Álvaro García

Personal information
- Full name: Álvaro García Arana
- Date of birth: 28 October 1999 (age 26)
- Place of birth: Colindres, Spain
- Height: 1.92 m (6 ft 4 in)
- Position: Forward

Team information
- Current team: Castellón
- Number: 23

Youth career
- 2010–2016: Racing Santander
- 2016–2017: Tropezón
- 2017–2018: Colindres

Senior career*
- Years: Team / Apps / (Gls)
- 2018–2019: Colindres / 34 / (22)
- 2019–2021: Laredo / 42 / (12)
- 2021–2022: Costa Brava / 33 / (1)
- 2022–2023: Laredo / 31 / (4)
- 2023–2024: Arenas Getxo / 34 / (6)
- 2024–2025: Logroñés / 34 / (17)
- 2025–2026: Mérida / 19 / (12)
- 2026–: Castellón / 16 / (1)

= Álvaro García (footballer, born 1999) =

Spanish footballer

Álvaro García Arana (born 28 October 1999), sometimes known as Varo, is a Spanish footballer who plays as a forward for CD Castellón.

==Career==
Born in Colindres, Cantabria, García began his career with Racing de Santander, and subsequently played for CD Tropezón before finishing his formation with CD Colindres, where he helped the Juvenil squad to achieve a first-ever promotion to the División de Honor in the 2017–18 season by scoring 29 goals.
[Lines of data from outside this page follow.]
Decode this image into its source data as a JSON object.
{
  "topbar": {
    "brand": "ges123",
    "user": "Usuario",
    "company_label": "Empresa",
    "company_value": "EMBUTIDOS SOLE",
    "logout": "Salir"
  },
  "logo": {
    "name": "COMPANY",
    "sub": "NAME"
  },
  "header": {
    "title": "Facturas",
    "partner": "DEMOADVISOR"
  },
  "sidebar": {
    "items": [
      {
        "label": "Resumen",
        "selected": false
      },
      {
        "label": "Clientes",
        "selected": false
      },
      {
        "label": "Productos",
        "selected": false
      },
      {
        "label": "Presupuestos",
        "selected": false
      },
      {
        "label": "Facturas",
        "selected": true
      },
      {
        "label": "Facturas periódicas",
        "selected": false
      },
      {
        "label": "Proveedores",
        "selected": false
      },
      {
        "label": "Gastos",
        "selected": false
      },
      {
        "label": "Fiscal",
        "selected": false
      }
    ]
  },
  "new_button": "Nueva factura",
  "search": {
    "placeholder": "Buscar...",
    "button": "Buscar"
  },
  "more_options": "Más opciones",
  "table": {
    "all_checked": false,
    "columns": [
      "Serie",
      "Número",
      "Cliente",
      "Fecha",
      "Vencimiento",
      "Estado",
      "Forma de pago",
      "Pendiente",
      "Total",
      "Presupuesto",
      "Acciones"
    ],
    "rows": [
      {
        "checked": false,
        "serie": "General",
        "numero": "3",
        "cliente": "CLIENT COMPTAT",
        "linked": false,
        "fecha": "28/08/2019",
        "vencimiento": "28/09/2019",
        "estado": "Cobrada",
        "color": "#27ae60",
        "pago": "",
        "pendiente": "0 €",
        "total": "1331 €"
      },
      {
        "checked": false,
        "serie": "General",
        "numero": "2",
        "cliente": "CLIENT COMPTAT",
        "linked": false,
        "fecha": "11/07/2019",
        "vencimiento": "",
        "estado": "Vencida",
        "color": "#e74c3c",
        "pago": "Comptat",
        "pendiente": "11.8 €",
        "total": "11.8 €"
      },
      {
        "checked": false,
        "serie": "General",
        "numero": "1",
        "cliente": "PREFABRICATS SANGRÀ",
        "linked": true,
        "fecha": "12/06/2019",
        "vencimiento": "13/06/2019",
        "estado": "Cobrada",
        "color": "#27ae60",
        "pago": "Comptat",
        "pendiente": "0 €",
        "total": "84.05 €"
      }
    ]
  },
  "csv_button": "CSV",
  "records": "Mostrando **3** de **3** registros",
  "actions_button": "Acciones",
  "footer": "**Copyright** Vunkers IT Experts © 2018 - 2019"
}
Promoted to the first team in the Regional Preferente shortly after, he scored 22 goals during the campaign.

On 4 July 2019, García moved to Tercera División side CD Laredo, and was mainly a backup option during the campaign as the club achieved promotion to Segunda División B. On 5 July 2021, he joined Primera División RFEF side UE Costa Brava.

On 19 July 2022, after suffering relegation, García returned to Laredo, with the club now in Segunda Federación. On 7 August of the following year, after another relegation, he was announced at Arenas Club de Getxo also in the fourth division.

On 20 June 2024, García agreed to a deal with SD Logroñés still in division four. After scoring 17 goals as the club missed out promotion in the play-offs, he moved to Mérida AD in the third tier on 1 July 2025.

On 18 October 2025, García scored a hat-trick in a 3–1 home win over CD Arenteiro, taking his tally up to six goals in just eight matches. On 23 January of the following year, he moved to Segunda División side CD Castellón on a two-and-a-half-year contract.

García made his professional debut on 25 January 2026, coming on as a late substitute for Diego Barri in a 0–0 away draw against Real Zaragoza.